Perhaps they felt it unwise because if those cartoons have already caused this much trouble it could be an indication of what may happen and the safety of the citizens is a bit more important than some newspaper publishing something that is obviously been proven to be, at the very least, provocative.
Perhapse they felt it unwise because it is the right thing to do?
dyslexia wrote:I totally disagree with your post MA, whenever freedom of expression is limited, society suffers. An example might be when the KKK planned a march in Chicago some years ago the ACLU defended the KKK on just such grounds. Good taste does not equal "the right thing to do."
I agree with MA here, and I suggest that Dys misses the point.
The point is not to "limit the freedom of expression", which would imply a government or another overarching body
prohibiting the media from expressing something. The point is the decision that the media are themselves free to make, and whether that decisions should always necessarily be to "run it". Newspapers make this decision all the time, whether it is about showing graphic pictures or running offensive columns or whatever, its not like some kind of specific exception is asked for.
We went through this argument earlier in the thread, when Lash (I think) said that "freedom of expression" was the excuse for Jyllands-Posten to run the cartoons. Either Soz or FreeDuck, and I, replied that, no: freedom of expression merely gave the newspaper the
opportunity to run the cartoons; it didn't mean they
had to.
Legality isn't always the end to the question of what one should or shouldn't do. That which is (reasonably) illegal, you shouldnt do, fine. But not everything you
can legally do is something you
should do.
I think that, in a society, once you realise that you're in the same boat and you'll have to live with each other, you have to all take some social responsibility. For one, to not
needlessly provoke or insult others, even if it would be legal to do so.
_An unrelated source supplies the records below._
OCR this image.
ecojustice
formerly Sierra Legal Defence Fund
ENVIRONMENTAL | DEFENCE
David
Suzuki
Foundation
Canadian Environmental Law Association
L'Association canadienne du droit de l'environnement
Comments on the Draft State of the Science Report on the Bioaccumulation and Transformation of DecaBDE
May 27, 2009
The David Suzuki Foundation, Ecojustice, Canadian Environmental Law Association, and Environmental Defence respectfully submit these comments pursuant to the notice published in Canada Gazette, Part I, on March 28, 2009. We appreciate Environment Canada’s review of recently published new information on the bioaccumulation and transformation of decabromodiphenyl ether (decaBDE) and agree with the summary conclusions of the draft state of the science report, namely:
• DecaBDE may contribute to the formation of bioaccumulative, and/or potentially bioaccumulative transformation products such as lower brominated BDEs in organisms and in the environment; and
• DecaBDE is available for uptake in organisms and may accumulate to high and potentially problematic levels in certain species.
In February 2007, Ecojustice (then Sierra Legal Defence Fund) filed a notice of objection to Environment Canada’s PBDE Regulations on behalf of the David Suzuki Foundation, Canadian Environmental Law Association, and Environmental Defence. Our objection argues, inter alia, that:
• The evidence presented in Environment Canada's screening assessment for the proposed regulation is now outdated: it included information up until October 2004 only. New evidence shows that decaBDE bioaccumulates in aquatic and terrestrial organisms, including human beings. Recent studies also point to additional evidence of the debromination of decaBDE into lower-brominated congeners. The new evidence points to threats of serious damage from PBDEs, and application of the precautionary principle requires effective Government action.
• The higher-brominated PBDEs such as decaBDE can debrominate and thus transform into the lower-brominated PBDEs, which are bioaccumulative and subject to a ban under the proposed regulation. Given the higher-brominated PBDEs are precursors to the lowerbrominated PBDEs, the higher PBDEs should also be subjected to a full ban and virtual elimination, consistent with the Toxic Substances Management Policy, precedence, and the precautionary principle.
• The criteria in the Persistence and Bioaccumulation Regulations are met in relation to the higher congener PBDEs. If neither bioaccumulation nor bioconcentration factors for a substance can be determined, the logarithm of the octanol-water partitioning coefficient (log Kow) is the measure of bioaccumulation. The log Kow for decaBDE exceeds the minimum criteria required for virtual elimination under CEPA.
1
The situation, both in Denmark and in the Middle East, was already highly tense, and there were already a bunch of highly urgent, serious matters to address and solve. To, at that point in time, throw in a provocation just for the sake of it seems irresponsible. Was the non-depiction of Mohammed really such a salient, urgent social or political issue? Was it really a problematic issue
at all?
The only motivation I see for Jylland-Posten to orginally have published the cartoons was simply to make a point, and that seems awfully self-serving considering the predictable, enormous backlash it would trigger.
I dont know what to think of newspapers reprinting the cartoons now. I think it was good that, once the Danish journalists and cartoonists were threatened, once Denmark was boycotted and demonstrators called for a clampdown on the media in question, it was good that French and other newspapers around Europe reprinted the cartoons by ways of statement. Because by then something really serious
was involved: resisting the call for governments to clamp down on media. But it should definitely not become a habit, and that point has now also already been made, so what use would it further serve to republish them again and again, when you know there's a lot of people who are genuinely offended by it?
It is a matter of good taste, yes, of mere politeness to your fellow-citizen. Even if it's legal to do so, you shouldnt go out of your way to offend people (and yes, LE, of course that goes even more for the London demonstrators). Not unless you have a real good, urgent reason to do so, and I dont think that a childrens book writer's problem in finding an illustrator immediately counts as such.